No internal method call with scrapy

I'm using scrapy to crawl a website. The first call seems ok and collects some data. For every subsequent request I need some information from another request. For programing simplification, I separated the different requests into different method calls. But it seems that scrapy does not provide method calls with some special parameter. Every sub-call won't be executed.

I tried already a few different things:

  1. Called a instance method with self.sendQueryHash(response, tagName, afterHash)

  2. Called a static method with sendQueryHash(response, tagName, afterHash) and changed the indent

  3. Removed the method call and it worked. I saw the sendQueryHash output on the logger.

import scrapy
import re
import json
import logging

class TestpostSpider(scrapy.Spider):
    name = 'testPost'
    allowed_domains = ['test.com']

    tags = [
         "this"
        ,"that"   ]

    def start_requests(self):
        requests = []
        for i, value in enumerate(self.tags):
            url = "https://www.test.com/{}/".format(value)
            requests.append(scrapy.Request(
                        url,
                        meta={'cookiejar': i},
                        callback=self.parsefirstAccess))
        return requests

    def parsefirstAccess(self, response):
        self.logger.info("parsefirstAccess")
        jsonData = response.text

        # That call works fine
        tagName, hasNext, afterHash = self.extractFirstNextPageData(jsonData)
        yield {
                'json':jsonData,
                'requestTime':int(round(time.time() * 1000)),
                'requestNumber':0
        }

        if not hasNext:
            self.logger.info("hasNext is false")
            # No more data available stop processing
            return
        else:
            self.logger.info("hasNext is true")
            # Send request to get the query hash of the current tag
            self.sendQueryHash(response, tagName, afterHash) # Problem occures here

    ## 3.
    def sendQueryHash(self, response, tagName, afterHash):
        self.logger.info("sendQueryHash")
        request = scrapy.Request(
            "https://www.test.com/static/bundles/es6/TagPageContainer.js/21d3cb18e725.js",
            meta={'cookiejar': response.meta['cookiejar']},
            callback=self.parseQueryHash,
            dont_filter=True)
        request.cb_kwargs['tagName'] = tagName
        request.cb_kwargs['afterHash'] = afterHash
        yield request

    def extractFirstNextPageData(self, json):
        return "data1", True, "data3"

I expect that the sendQueryHash output is shown but it never happen. Only wenn I comment the lines self.sendQueryHash and def sendQueryHash out.

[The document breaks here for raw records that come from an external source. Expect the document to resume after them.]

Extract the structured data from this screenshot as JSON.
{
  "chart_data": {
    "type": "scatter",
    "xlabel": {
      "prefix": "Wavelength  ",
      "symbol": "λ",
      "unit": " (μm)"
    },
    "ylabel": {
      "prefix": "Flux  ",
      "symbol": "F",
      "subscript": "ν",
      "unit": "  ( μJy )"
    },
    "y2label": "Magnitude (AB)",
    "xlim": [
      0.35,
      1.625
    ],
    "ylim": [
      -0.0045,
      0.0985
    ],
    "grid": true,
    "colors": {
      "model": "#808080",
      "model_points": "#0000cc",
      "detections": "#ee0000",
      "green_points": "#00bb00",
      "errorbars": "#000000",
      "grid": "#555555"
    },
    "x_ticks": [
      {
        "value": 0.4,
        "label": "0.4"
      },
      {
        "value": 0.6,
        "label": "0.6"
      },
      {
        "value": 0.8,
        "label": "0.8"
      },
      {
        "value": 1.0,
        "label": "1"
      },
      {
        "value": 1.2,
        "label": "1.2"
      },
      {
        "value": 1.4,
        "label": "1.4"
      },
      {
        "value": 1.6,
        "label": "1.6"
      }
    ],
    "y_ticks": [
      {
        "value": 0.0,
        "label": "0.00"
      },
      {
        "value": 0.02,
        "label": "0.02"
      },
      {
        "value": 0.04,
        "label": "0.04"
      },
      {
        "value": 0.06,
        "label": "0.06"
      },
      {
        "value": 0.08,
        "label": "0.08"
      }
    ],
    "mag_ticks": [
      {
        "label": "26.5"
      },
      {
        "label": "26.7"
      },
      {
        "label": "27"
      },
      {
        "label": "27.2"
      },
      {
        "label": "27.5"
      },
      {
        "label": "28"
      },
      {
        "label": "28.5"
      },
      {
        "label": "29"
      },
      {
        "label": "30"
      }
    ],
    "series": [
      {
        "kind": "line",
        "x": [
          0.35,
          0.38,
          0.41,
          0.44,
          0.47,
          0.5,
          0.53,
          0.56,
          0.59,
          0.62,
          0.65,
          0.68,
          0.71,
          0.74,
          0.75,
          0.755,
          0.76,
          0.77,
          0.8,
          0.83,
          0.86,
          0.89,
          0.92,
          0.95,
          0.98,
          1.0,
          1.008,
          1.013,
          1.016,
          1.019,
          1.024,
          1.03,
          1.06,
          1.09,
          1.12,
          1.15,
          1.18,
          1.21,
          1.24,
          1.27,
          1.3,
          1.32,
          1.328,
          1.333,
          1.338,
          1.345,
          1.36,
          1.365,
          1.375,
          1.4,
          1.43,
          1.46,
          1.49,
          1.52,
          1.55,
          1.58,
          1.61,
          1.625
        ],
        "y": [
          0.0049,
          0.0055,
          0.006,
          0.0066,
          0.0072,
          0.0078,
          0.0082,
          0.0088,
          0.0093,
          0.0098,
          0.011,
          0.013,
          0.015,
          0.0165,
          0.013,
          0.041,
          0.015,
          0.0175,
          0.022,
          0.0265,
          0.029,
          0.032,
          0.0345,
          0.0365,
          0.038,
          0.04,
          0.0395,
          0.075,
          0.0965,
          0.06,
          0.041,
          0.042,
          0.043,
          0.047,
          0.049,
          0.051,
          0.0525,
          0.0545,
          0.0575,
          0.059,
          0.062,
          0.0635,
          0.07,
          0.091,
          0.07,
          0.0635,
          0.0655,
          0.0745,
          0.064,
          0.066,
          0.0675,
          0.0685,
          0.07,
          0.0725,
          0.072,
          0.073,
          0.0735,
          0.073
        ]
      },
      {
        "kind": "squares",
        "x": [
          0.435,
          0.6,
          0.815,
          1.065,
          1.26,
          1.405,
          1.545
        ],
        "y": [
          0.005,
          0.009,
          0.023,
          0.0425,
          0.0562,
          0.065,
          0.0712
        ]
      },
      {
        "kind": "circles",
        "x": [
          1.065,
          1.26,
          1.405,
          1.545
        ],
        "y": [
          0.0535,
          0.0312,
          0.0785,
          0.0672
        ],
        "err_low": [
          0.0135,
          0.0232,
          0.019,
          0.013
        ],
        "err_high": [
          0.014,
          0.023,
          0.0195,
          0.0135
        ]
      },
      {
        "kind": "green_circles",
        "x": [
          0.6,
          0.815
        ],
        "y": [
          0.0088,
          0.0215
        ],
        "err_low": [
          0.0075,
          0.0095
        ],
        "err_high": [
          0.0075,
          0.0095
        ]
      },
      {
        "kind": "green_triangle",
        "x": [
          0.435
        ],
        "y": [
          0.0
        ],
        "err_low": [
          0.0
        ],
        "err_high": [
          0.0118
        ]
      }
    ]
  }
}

That's only one example of the behavior what I don't expect.

Upvotes: 0

Views: 248

Answers (1)

tomjn
tomjn

Reputation: 5389

self.sendQueryHash(response, tagName, afterHash) # Problem occures here

will just create a generator that you do nothing with. You need to make sure you yield your Request back to the scrapy engine. Since it is just a single request that is returned you should be able to use return instead of yield from sendQueryHash and then directly yield the Request by replacing the above line with

yield self.sendQueryHash(response, tagName, afterHash)

Upvotes: 1

Related Questions